Now that you mention I am confused  .


----------



## Riggzie (Dec 24, 2019)

67flh said:


> Now that you mention I am confused  .


I had a layout too and someone pointed that out...
so we looked at it and figured out what to do.
you have some of the parts, and close to doing what they are saying..

if you took the turnout where the yellow tanker is and moved it to the right where my line is... 
add a + in the middle... then you need one more turnout at the other side (and on a straight vs the turn)..





you could have it where you can turn the train around...

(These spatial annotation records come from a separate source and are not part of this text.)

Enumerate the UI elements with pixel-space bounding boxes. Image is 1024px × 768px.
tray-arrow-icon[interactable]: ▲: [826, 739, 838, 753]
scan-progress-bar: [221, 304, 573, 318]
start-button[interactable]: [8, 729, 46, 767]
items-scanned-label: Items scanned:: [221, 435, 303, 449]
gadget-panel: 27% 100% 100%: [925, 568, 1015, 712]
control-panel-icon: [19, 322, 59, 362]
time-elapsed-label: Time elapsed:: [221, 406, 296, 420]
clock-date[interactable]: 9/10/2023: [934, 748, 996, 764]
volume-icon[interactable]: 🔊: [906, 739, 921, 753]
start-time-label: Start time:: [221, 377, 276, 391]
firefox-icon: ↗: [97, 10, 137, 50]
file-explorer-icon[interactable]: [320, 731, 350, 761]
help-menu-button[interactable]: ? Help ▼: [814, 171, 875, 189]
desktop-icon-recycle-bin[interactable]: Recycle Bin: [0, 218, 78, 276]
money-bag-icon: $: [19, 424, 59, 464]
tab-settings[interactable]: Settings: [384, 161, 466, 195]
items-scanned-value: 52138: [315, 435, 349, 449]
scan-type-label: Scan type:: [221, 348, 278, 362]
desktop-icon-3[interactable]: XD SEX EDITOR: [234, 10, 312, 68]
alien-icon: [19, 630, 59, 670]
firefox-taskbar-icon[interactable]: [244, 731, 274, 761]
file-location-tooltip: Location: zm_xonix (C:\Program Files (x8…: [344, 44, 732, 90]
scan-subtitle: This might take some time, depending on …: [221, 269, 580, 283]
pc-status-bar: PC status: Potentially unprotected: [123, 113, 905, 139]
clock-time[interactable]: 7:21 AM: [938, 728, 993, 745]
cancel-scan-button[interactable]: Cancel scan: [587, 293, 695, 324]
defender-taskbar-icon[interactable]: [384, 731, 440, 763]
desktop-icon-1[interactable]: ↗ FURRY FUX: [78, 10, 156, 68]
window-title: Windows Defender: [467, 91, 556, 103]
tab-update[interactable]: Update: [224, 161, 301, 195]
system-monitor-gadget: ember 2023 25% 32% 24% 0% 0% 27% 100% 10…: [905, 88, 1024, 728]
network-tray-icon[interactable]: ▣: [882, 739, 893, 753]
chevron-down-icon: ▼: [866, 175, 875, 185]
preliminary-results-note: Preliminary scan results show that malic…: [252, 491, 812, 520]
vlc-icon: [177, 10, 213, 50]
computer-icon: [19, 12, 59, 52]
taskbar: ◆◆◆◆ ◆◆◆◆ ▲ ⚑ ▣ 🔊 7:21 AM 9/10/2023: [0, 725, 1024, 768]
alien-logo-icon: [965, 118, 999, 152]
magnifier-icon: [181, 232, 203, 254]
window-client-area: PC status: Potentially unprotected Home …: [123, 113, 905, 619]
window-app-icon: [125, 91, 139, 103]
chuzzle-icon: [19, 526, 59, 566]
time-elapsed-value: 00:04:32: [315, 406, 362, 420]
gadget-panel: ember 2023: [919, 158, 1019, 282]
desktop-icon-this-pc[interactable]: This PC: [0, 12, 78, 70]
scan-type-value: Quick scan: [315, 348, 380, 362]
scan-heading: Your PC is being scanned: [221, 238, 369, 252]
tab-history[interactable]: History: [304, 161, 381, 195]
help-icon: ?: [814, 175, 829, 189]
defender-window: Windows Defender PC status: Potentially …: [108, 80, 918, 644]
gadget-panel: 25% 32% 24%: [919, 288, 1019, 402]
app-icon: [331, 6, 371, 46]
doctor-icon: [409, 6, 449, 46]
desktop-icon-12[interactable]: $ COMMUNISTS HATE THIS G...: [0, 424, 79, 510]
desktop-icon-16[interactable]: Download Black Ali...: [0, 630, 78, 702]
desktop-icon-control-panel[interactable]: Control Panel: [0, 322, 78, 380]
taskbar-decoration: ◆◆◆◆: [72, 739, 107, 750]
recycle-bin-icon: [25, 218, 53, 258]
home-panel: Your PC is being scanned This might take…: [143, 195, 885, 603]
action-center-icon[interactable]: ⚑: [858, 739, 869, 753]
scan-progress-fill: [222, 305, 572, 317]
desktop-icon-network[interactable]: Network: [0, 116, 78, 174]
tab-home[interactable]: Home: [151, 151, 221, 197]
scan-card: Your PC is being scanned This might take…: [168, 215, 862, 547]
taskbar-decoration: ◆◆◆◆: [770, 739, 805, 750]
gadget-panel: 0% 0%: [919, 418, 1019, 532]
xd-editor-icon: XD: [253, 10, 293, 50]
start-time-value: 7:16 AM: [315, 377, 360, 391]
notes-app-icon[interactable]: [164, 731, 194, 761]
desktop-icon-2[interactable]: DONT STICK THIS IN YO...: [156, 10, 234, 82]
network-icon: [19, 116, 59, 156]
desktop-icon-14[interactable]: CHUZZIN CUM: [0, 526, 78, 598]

my thread shows some good examples of people pointing me in that direction and where i have gone.. well on paper/screen.. havent built it yet... due time... :smilie_daumenpos:

https://www.modeltrainforum.com/showthread.php?t=187908


----------



## Big Ed (Jun 16, 2009)

67flh said:


> Now that you mention I am confused  .


Maybe you don't want a way to reverse the train while running?
The black locomotive, take your finger and ride around your tracks in that direction.
Go into the inside rail and go around, and around.
Now when you come back out to the outside loop you will be going the same way you started.

There is no way to come out of the inside loop and go the opposite way.

Another switch or two would solve that.

Now turn that black locomotive around ( with your hand) to go the other way, then ride around,then go to the inside loop. Go around and around when you come back out to the main line you will be going the same direction started.

There is no way to change directions. Either way that you start out. You are stuck going that one direction.

Unless you pick the train up and turn it around with your hand.
Maybe you don't want to reverse?
You understand?

Check out Riggzy's' thread I told him the same thing.
He has pictures in there showing how it got taken care of.
https://www.modeltrainforum.com/showthread.php?t=187908


----------



## CTValleyRR (Jul 26, 2014)

67flh said:


> I completely appreciate what you are saying, the tracks are not setting on wood but on a bed of I think its called homosote??? My take is that in the good old days it was plywood and a circle of track. This was just my way to give the appearance of ballast laid down. I should have mentioned the homosote.


Yes, I see the texture, but not the profile. Normally, the track would be elevated slightly above the surrounding terrain to facilitate drainage. The actual material of the base (subroadbed) and the roadbed is immaterial.

But that's nit picking. Nice effect.


----------